I’m older.  I cross over to the Court House Square.  I read the names of my classmates who died in Viet Nam.  I sat in front of Gary Fawcett in home room.  [Years ago I found his name on the Wall in Washington, D.C.].

I pass the Parkview Hotel.  An old brothel, I once read.  The ladies would be there for the Irish railroad workers from across the river putting down the tracks of the Lackawanna RR.  I had dinner there after the calling hours were over for my mother, at Esty & Monroe Funeral Home.

I pass the Historical Society.  I once gave two public lectures there (with slides) in a series called “The World Comes to Tioga County.”  I think I was well received.

It’s been a long journey from the other end of Front Street.  Once I passed this house [The Pumpelly House B & B] to continue to the very end and have a play date with Emerice Perry.  I wonder if she remembers my being there at her house?

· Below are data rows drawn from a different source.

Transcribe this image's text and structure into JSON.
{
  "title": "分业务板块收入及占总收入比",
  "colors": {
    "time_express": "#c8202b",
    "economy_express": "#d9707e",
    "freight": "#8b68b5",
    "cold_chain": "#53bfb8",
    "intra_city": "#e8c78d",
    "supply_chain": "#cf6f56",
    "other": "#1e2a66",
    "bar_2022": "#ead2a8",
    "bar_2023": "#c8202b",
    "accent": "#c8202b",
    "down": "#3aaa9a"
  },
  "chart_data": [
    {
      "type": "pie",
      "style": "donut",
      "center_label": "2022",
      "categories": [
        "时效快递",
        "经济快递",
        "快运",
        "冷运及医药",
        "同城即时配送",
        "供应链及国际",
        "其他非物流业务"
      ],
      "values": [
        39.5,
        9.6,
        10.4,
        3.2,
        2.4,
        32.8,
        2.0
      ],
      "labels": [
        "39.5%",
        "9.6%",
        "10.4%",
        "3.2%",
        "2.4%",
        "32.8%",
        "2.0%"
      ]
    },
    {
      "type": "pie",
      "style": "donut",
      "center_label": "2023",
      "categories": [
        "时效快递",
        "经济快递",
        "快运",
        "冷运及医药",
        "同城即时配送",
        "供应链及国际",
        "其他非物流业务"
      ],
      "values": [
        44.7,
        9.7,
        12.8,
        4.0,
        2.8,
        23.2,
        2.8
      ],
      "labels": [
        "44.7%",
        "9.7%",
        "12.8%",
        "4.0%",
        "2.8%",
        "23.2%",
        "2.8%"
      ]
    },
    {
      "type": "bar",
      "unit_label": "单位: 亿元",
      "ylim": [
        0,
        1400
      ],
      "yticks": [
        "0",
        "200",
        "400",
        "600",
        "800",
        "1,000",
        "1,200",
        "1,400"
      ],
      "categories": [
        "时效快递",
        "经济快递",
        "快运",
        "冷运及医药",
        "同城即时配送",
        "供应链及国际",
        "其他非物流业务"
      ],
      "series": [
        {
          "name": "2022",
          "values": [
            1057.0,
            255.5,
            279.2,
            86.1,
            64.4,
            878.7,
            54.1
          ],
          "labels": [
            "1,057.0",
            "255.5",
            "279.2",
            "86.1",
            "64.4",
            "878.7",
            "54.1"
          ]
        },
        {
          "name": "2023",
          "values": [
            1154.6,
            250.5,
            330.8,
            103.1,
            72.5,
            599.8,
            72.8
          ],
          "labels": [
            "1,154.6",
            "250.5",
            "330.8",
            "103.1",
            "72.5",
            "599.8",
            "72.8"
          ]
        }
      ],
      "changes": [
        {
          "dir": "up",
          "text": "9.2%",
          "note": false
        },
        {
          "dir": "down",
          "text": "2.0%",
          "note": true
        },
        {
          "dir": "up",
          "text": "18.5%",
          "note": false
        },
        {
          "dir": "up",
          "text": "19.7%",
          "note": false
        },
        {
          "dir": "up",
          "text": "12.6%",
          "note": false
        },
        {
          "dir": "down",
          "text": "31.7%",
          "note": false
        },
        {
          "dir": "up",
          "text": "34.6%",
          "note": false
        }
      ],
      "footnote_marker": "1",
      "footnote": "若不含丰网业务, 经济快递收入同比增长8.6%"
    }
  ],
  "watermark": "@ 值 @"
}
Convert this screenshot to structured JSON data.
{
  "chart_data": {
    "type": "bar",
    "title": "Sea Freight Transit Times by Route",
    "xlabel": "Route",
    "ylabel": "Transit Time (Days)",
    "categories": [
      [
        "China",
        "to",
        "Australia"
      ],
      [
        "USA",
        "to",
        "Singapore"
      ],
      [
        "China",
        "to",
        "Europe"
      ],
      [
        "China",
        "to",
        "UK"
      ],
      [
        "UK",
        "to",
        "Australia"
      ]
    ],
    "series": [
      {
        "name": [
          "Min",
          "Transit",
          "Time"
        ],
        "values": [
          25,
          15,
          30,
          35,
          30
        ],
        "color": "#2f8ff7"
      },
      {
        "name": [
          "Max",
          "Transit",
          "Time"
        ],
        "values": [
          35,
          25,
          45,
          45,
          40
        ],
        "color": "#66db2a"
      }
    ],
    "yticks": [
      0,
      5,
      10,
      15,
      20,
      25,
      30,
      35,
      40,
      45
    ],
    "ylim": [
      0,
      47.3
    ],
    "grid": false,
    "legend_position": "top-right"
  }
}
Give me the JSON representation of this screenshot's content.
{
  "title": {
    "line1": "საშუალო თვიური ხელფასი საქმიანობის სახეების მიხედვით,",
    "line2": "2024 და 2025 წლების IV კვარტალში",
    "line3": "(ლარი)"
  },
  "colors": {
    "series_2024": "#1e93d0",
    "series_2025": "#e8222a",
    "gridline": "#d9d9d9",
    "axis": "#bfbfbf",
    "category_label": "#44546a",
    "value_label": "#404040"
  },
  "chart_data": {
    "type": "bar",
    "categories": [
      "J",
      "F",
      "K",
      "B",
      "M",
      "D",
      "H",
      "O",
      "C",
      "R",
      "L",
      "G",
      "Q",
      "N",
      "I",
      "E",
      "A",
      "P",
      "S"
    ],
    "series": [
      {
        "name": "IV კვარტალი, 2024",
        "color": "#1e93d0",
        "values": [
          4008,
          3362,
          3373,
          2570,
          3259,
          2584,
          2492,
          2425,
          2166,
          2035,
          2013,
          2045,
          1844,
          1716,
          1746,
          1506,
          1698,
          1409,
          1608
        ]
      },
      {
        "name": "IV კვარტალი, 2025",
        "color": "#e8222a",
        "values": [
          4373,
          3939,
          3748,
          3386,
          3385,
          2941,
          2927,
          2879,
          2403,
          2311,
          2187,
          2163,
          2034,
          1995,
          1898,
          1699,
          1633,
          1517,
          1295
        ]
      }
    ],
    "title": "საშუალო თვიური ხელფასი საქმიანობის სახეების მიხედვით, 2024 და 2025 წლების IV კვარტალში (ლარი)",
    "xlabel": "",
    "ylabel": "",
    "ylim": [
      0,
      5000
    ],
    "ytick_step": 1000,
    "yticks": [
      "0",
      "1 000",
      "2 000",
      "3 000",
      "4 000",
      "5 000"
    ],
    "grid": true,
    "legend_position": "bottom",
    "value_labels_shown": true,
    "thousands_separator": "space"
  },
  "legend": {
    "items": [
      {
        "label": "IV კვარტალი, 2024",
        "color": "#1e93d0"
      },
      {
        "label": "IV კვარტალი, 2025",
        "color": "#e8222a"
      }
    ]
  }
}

I may have brought my daughter, Erin and later my son, Brian, Trick or Treating at this end of the street.  I always wanted to see what the other houses in town were like.

Now I know.

I came in tonight.  I climbed the curved staircase.  I feel the river air and see the curtains move slightly.  I hear the breeze and it seems to be telling me something…but I can’t quite hear it.

Wait, they’re not stories…they are memories.  They’re memories, aren’t they?  Or are they dreams?  I honestly can’t tell you that some memories I have of my life in Owego were real…making it a true memory, or something I dreamed one night 26 years ago?  I am troubled, sometimes, when I have a distinct recollection of an event, or a person, or a house or a kiss that it may exist only in my mind and not in reality.

I’ve spent time wondering about memory and reality and dreams.  Maybe it’s time in my life to just let it all fade?  Maybe I should pack them up and toss them into the muddy waters off the Court Street Bridge?  I could then start with a clean slate.  I could walk down Lake Street, sit at Sa Sa Na Loft’s grave on Cemetery Hill and see the village like a tourist.  Like someone who never lived, loved, danced, sang and cried here.  I could sit on steps of the Coburn Library and not be confronted by a thousand images of my youth.  [When I walk into the library, I can still smell the crayons that the nun used when she would bring us (was it 3rd grade?) for art class.]

Pretend that it really doesn’t matter…

No, I can’t really do that, because it does matter…to me.